L’armée a « repéré un tunnel d’attaque transfrontalier supplémentaire du Hezbollah », a affirmé son porte-parole, le lieutenant-colonel Jonathan Conricus, sans donner de précisions sur le lieu ou les dimensions de ce tunnel.

Mardi, l’armée israélienne a lancé une opération pour détruire des tunnels souterrains du Hezbollah détectés du côté de la frontière avec le Liban.

Devant la presse, M. Conricus a annoncé samedi que des explosifs avaient été placés dans le deuxième tunnel pour empêcher qu’il ne soit utilisé comme un moyen d’infiltrer le territoire israélien, sans toutefois le détruire.

Il a également affirmé que l’armée avait lancé des avertissements en arabe à l’adresse des habitants du sud du Liban leur disant de se tenir loin du tunnel.

A la suite de l’annonce de l’armée, le Premier ministre israélien Benjamin Netanyahu a indiqué que « l’opération en est à ses débuts ». « Nous allons continuer à agir jusqu’à son achèvement », a-t-il ajouté dans un communiqué.
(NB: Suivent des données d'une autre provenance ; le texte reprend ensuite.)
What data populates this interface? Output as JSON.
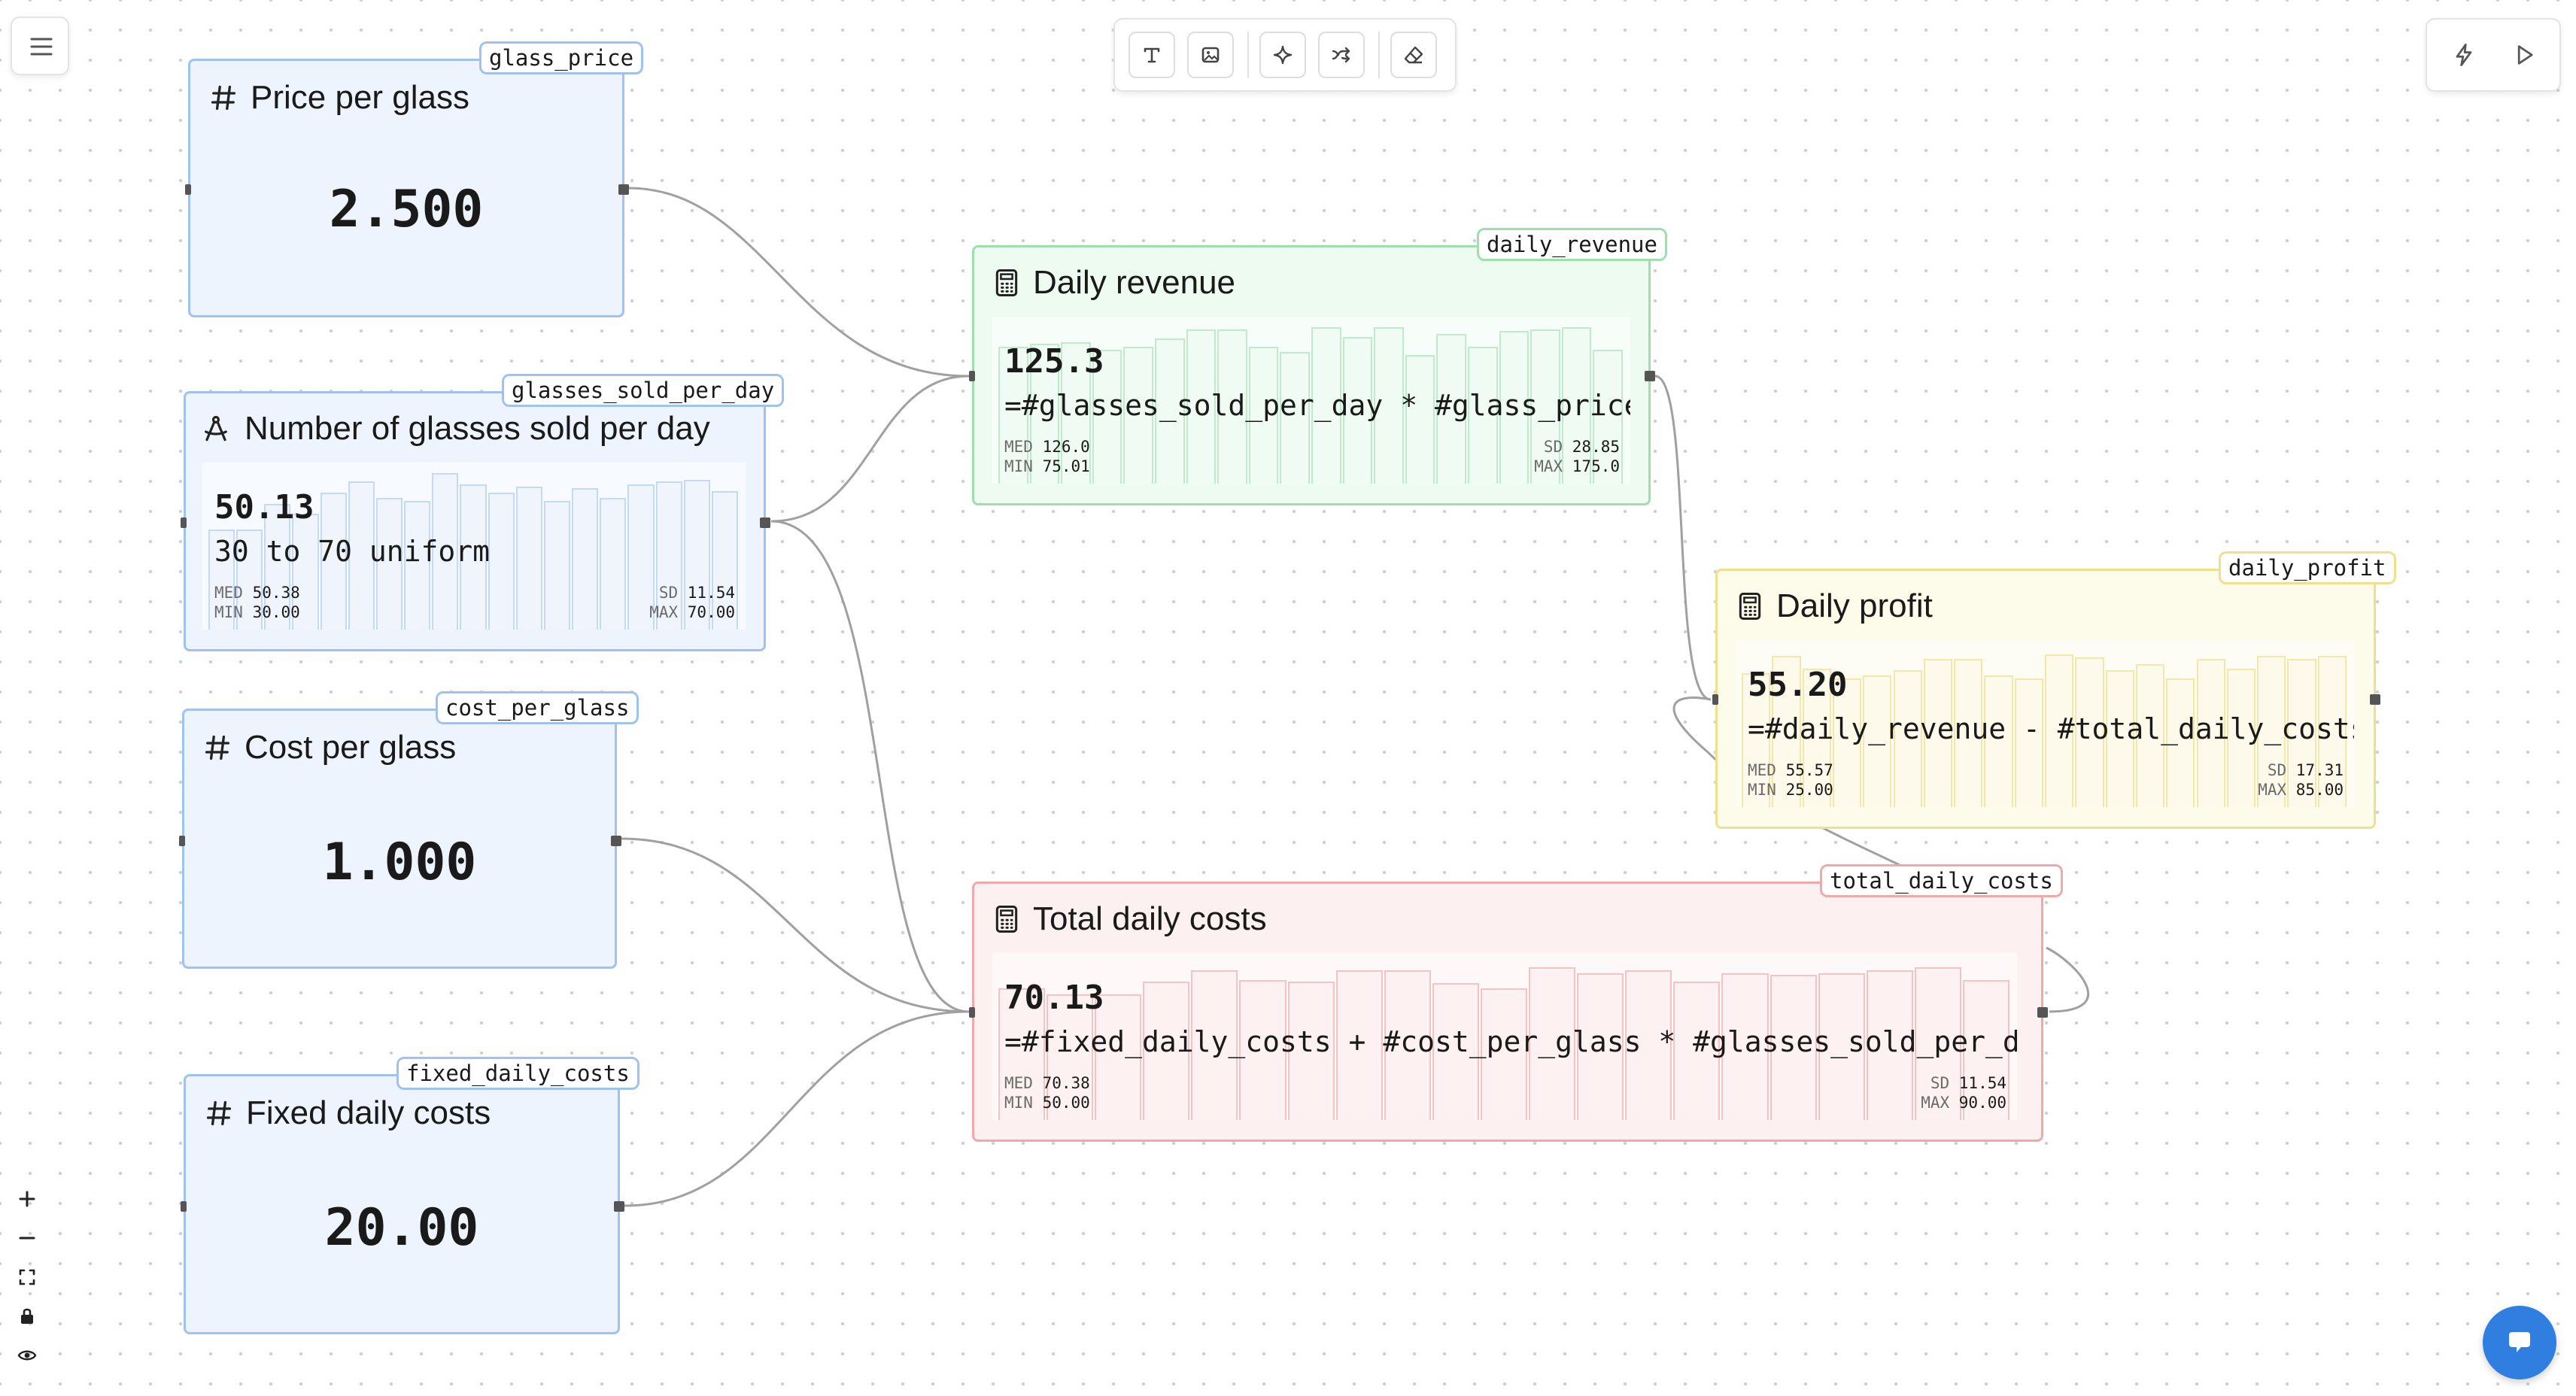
{
  "toolbar": {
    "tools": [
      {
        "icon": "text-icon",
        "label": "Text"
      },
      {
        "icon": "image-icon",
        "label": "Image"
      },
      {
        "icon": "sparkle-icon",
        "label": "AI"
      },
      {
        "icon": "shuffle-icon",
        "label": "Connect"
      },
      {
        "icon": "eraser-icon",
        "label": "Erase"
      }
    ],
    "run": [
      {
        "icon": "lightning-icon"
      },
      {
        "icon": "play-icon"
      }
    ]
  },
  "nodes": {
    "glass_price": {
      "tag": "glass_price",
      "title": "Price per glass",
      "value": "2.500",
      "icon": "hash-icon"
    },
    "glasses_sold_per_day": {
      "tag": "glasses_sold_per_day",
      "title": "Number of glasses sold per day",
      "icon": "compass-icon",
      "mean": "50.13",
      "formula": "30 to 70 uniform",
      "stats": {
        "med_label": "MED",
        "med": "50.38",
        "min_label": "MIN",
        "min": "30.00",
        "sd_label": "SD",
        "sd": "11.54",
        "max_label": "MAX",
        "max": "70.00"
      },
      "histogram": [
        0.62,
        0.62,
        0.78,
        0.72,
        0.85,
        0.92,
        0.82,
        0.8,
        0.97,
        0.9,
        0.85,
        0.89,
        0.8,
        0.88,
        0.82,
        0.9,
        0.92,
        0.93,
        0.86
      ]
    },
    "cost_per_glass": {
      "tag": "cost_per_glass",
      "title": "Cost per glass",
      "value": "1.000",
      "icon": "hash-icon"
    },
    "fixed_daily_costs": {
      "tag": "fixed_daily_costs",
      "title": "Fixed daily costs",
      "value": "20.00",
      "icon": "hash-icon"
    },
    "daily_revenue": {
      "tag": "daily_revenue",
      "title": "Daily revenue",
      "icon": "calculator-icon",
      "mean": "125.3",
      "formula": "=#glasses_sold_per_day * #glass_price",
      "stats": {
        "med_label": "MED",
        "med": "126.0",
        "min_label": "MIN",
        "min": "75.01",
        "sd_label": "SD",
        "sd": "28.85",
        "max_label": "MAX",
        "max": "175.0"
      },
      "histogram": [
        0.85,
        0.87,
        0.88,
        0.83,
        0.85,
        0.9,
        0.96,
        0.96,
        0.85,
        0.82,
        0.97,
        0.91,
        0.97,
        0.8,
        0.93,
        0.85,
        0.95,
        0.96,
        0.97,
        0.83
      ]
    },
    "daily_profit": {
      "tag": "daily_profit",
      "title": "Daily profit",
      "icon": "calculator-icon",
      "mean": "55.20",
      "formula": "=#daily_revenue - #total_daily_costs",
      "stats": {
        "med_label": "MED",
        "med": "55.57",
        "min_label": "MIN",
        "min": "25.00",
        "sd_label": "SD",
        "sd": "17.31",
        "max_label": "MAX",
        "max": "85.00"
      },
      "histogram": [
        0.83,
        0.94,
        0.86,
        0.8,
        0.82,
        0.85,
        0.92,
        0.92,
        0.82,
        0.8,
        0.95,
        0.93,
        0.85,
        0.89,
        0.8,
        0.92,
        0.86,
        0.94,
        0.92,
        0.94
      ]
    },
    "total_daily_costs": {
      "tag": "total_daily_costs",
      "title": "Total daily costs",
      "icon": "calculator-icon",
      "mean": "70.13",
      "formula": "=#fixed_daily_costs + #cost_per_glass * #glasses_sold_per_day",
      "stats": {
        "med_label": "MED",
        "med": "70.38",
        "min_label": "MIN",
        "min": "50.00",
        "sd_label": "SD",
        "sd": "11.54",
        "max_label": "MAX",
        "max": "90.00"
      },
      "histogram": [
        0.82,
        0.78,
        0.78,
        0.86,
        0.93,
        0.87,
        0.86,
        0.93,
        0.93,
        0.85,
        0.82,
        0.95,
        0.91,
        0.93,
        0.86,
        0.91,
        0.9,
        0.91,
        0.93,
        0.95,
        0.87
      ]
    }
  },
  "canvas_controls": [
    {
      "icon": "plus-icon"
    },
    {
      "icon": "minus-icon"
    },
    {
      "icon": "fit-view-icon"
    },
    {
      "icon": "lock-icon"
    },
    {
      "icon": "eye-icon"
    }
  ],
  "menu": {
    "icon": "hamburger-menu-icon"
  },
  "chat": {
    "icon": "chat-bubble-icon"
  }
}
Selon M. Conricus, l’armée a connaissance de l’existence d’un troisième tunnel allant du sud du Liban jusqu’en Israël et a appelé la Force intérimaire de l’ONU (Finul) à « intervenir et à le bloquer du côté libanais ».

Israël a annoncé, plus tôt dans la journée, que ses soldats avaient tiré sur trois membres présumés du Hezbollah à la frontière libanaise, près de Yiftah, au sud de la ville de Metula, où ils menaient des travaux.
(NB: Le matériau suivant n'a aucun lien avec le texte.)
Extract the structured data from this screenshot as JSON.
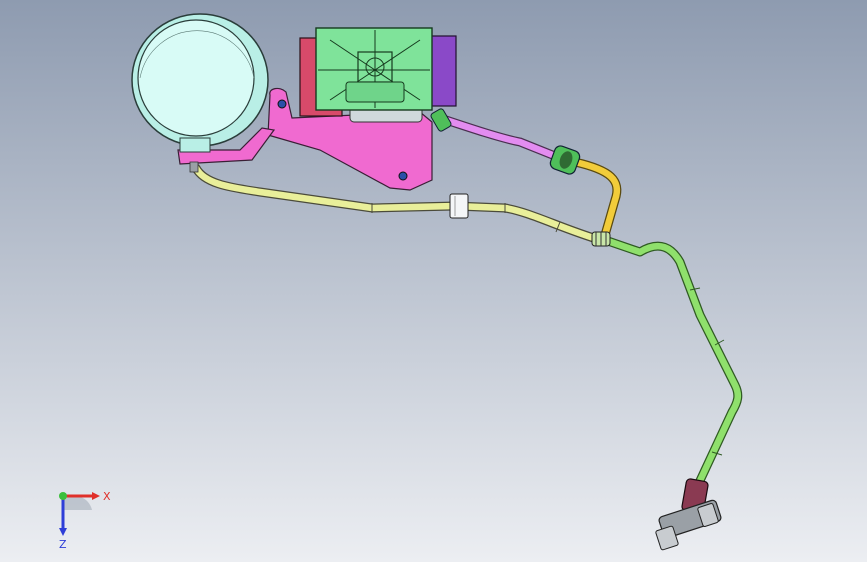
{
  "viewport": {
    "background_top": "#8e9bb0",
    "background_bottom": "#eceef2"
  },
  "model": {
    "colors": {
      "tank_face": "#d8fbf6",
      "tank_rim": "#b9efe6",
      "bracket": "#f06ad0",
      "bracket_dark": "#c4479f",
      "pump_green": "#7fe39a",
      "pump_red": "#d84a6a",
      "pump_purple": "#8a49c8",
      "hose_yellow_light": "#e9ef9a",
      "hose_yellow": "#f2cc3a",
      "hose_pink": "#e38cf0",
      "hose_green": "#8fe06c",
      "fitting_green": "#4fbf5a",
      "fitting_maroon": "#8a3a52",
      "fitting_grey": "#9aa0a6",
      "clip_white": "#f4f6f8",
      "bolt_blue": "#2a4fa8"
    }
  },
  "triad": {
    "x_label": "X",
    "z_label": "Z",
    "x_color": "#e0302a",
    "y_color": "#3bbf3b",
    "z_color": "#2e3ed8"
  }
}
L’armée a considéré que les trois personnes tentaient d’arracher des détecteurs placés au sol par les soldats israéliens afin de repérer les tunnels, selon M. Conricus.

L’agence nationale libanaise ANI a rapporté de son côté que l’armée israélienne avait tiré près du village de Mays al-Jabal, après avoir été « surprise » en raison du brouillard par « une patrouille de routine des renseignements de l’armée libanaise ».
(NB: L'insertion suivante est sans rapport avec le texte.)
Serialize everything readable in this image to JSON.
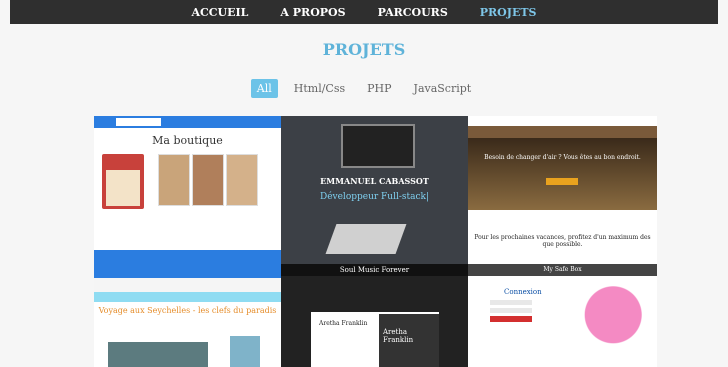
{
  "nav": {
    "items": [
      {
        "label": "ACCUEIL",
        "active": false
      },
      {
        "label": "A PROPOS",
        "active": false
      },
      {
        "label": "PARCOURS",
        "active": false
      },
      {
        "label": "PROJETS",
        "active": true
      }
    ]
  },
  "section": {
    "title": "PROJETS"
  },
  "filters": {
    "items": [
      "All",
      "Html/Css",
      "PHP",
      "JavaScript"
    ],
    "active": "All"
  },
  "projects": {
    "p1": {
      "title": "Ma boutique"
    },
    "p2": {
      "name": "EMMANUEL CABASSOT",
      "subtitle": "Développeur Full-stack|"
    },
    "p3": {
      "hero": "Besoin de changer d'air ? Vous êtes au bon endroit.",
      "text": "Pour les prochaines vacances, profitez d'un maximum des que possible."
    },
    "p4": {
      "title": "Voyage aux Seychelles - les clefs du paradis"
    },
    "p5": {
      "header": "Soul Music Forever",
      "card": "Aretha Franklin",
      "photo": "Aretha Franklin"
    },
    "p6": {
      "header": "My Safe Box",
      "title": "Connexion"
    }
  },
  "colors": {
    "accent": "#5fb3d9",
    "navbar": "#2f2f2f",
    "filter_active": "#6cc3e8"
  }
}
Le Kremlin a indiqué samedi que M. Netanyahu avait appelé le président russe Vladimir Poutine pour discuter de l’opération de destruction du tunnel.

M. Poutine a « souligné la nécessité d’assurer la stabilité le long de la ligne séparant Israël et le Liban », selon l’ambassade russe en Israël.

Selon son bureau, M. Netanyahu a réaffirmé lors de cet appel « la politique d’Israël consistant à empêcher l’établissement d’une présence iranienne en Syrie et à agir contre les agressions de l’Iran et du Hezbollah ».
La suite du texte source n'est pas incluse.